The thesis presents the results of modeling the hydrodynamics and heat and mass transferring of a flowing film of an individual (of one component) liquid evaporating into a cross flow of a neutral gas using the created mathematical model. The results demonstrate the regularities of changes in the thickness, flow rate and temperature of the film along its length, as well as the temperature of the gas above the film. It was found that the intensity of evaporation of liquid from the film during its cross–interaction with the gas flow is higher than during direct–flow interaction and can exceed the rate of evaporation during counter current interaction. The temperature of a liquid film evaporating into a cross flow of a neutral gas, with distance from its initial cross section, reaches an equilibrium value, and with a further increasing the distance from this section, the liquid evaporates completely. There has been developed an algorithm for calculating the distances at which these phenomena appear. The temperature of the gas above the film along the length of the film changes insignificantly, but by its natural characteristics this change is associated with the temperature of the film and reaches an equilibrium value, in addition.
On the basis of an experimental study of heat and mass transfer in a flowing film of water evaporating into a cross flow of air, the values of the heat transfer coefficient from the surface to the film flowing along it, as well as the coefficients of heat and mass transfer from the film to the air flow, have been established. The dependence of these coefficients on the parameters of the heat and mass transfer process showed the presence of a transition from the laminar mode of film flow to the turbulent one at the value of the number Re_ж≈500. Mathematical processing of the experimental data made it possible to obtain empirical equations for calculating the heat and mass transfer coefficients.

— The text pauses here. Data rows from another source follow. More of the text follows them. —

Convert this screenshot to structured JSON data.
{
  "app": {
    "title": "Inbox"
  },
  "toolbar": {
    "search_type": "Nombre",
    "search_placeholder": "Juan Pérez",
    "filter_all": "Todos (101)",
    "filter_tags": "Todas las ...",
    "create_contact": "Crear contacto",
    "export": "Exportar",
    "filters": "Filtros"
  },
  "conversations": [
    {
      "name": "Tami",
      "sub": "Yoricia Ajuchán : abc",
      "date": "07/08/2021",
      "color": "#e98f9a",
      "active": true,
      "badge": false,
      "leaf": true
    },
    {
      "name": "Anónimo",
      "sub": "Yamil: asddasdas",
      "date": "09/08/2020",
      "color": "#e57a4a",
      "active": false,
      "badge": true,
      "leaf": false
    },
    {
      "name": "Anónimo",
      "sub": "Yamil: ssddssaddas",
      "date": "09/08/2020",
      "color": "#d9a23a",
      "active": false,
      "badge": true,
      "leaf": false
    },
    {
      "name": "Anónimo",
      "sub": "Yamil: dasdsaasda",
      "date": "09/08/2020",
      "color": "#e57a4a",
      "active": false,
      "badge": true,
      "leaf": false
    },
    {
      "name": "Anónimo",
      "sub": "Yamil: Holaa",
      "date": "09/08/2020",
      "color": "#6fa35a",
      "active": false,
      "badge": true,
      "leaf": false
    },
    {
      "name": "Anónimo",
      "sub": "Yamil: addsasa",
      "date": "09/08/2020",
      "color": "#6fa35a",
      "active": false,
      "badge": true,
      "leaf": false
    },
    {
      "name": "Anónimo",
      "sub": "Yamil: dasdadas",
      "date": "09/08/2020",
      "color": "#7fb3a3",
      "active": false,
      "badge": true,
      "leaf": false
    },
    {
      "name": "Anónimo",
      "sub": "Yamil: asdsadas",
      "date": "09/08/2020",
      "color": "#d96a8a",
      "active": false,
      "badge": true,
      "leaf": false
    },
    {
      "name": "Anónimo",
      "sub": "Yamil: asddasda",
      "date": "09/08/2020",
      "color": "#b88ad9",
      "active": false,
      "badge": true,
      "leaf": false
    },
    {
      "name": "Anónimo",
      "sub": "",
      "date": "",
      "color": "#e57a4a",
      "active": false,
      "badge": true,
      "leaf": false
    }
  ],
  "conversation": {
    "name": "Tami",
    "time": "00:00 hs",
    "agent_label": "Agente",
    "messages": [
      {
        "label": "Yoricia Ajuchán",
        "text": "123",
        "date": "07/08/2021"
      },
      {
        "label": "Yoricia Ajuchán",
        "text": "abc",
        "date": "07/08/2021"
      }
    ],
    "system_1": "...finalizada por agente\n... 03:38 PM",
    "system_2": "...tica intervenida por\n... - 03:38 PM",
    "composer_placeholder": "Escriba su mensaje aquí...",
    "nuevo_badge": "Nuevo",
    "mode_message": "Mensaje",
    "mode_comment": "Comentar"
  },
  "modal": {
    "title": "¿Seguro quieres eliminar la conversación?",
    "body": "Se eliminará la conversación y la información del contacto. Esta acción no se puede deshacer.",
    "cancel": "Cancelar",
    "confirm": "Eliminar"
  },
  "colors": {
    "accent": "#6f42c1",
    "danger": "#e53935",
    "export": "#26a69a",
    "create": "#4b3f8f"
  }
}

The obtained results of mathematical modeling and experimental study of the evaporation of an individual liquid from its flowing down film became the basis for the development of a mathematical model and study of the process of concentration of aqueous solutions of some low–volatile liquids in a flowing film by evaporation into a cross flow of neutral gas. Using this model, the regularities of changes in the composition of the solution along the length of the film and the intensity of the concentration process were established. It is shown that the concentration of the solution at the beginning of the film changes linearly, then there is a abrupt rise, continuing until the complete evaporation of water. This kind of a change in the concentration of the solution along the length of the film is associated with the temperature distribution of the film. The abrupt rise of concentration corresponds to the state temperature value.
An experimental study of the process of concentration of aqueous solutions of glycerin in their flowing film in the conditions of evaporation into an air stream was carried out, as a result of which the heat and mass transfer coefficients were determined, which are the parameters of the developed mathematical model. It was found that, in the investigated range of variation of the process parameters, for low–concentration solutions of glycerol, as well as for water, it is common to observe the transition from a laminar mode of film flow to a turbulent one, for solutions with an increased concentration of glycerol, such a transition is absent and the film flows down only in a laminar mode.
The thesis presents experimental data on a decrease in the width of a liquid film flowing down a heated flat surface, associated with capillary effects. For water and aqueous solutions of glycerin, such a change in the width of the film can reach 50-80%. The natural characteristic of the change in the width of the film along its length and the obtained empirical dependences for its assessment are established.
On the basis of the results obtained in the thesis, the study of the process of concentrating aqueous solutions of some low–volatile liquids, a new design and method for calculating a film concentrator have been developed. The design is based on the use of a plane–parallel (lamellar) packing, which makes possible a cross–flow interaction.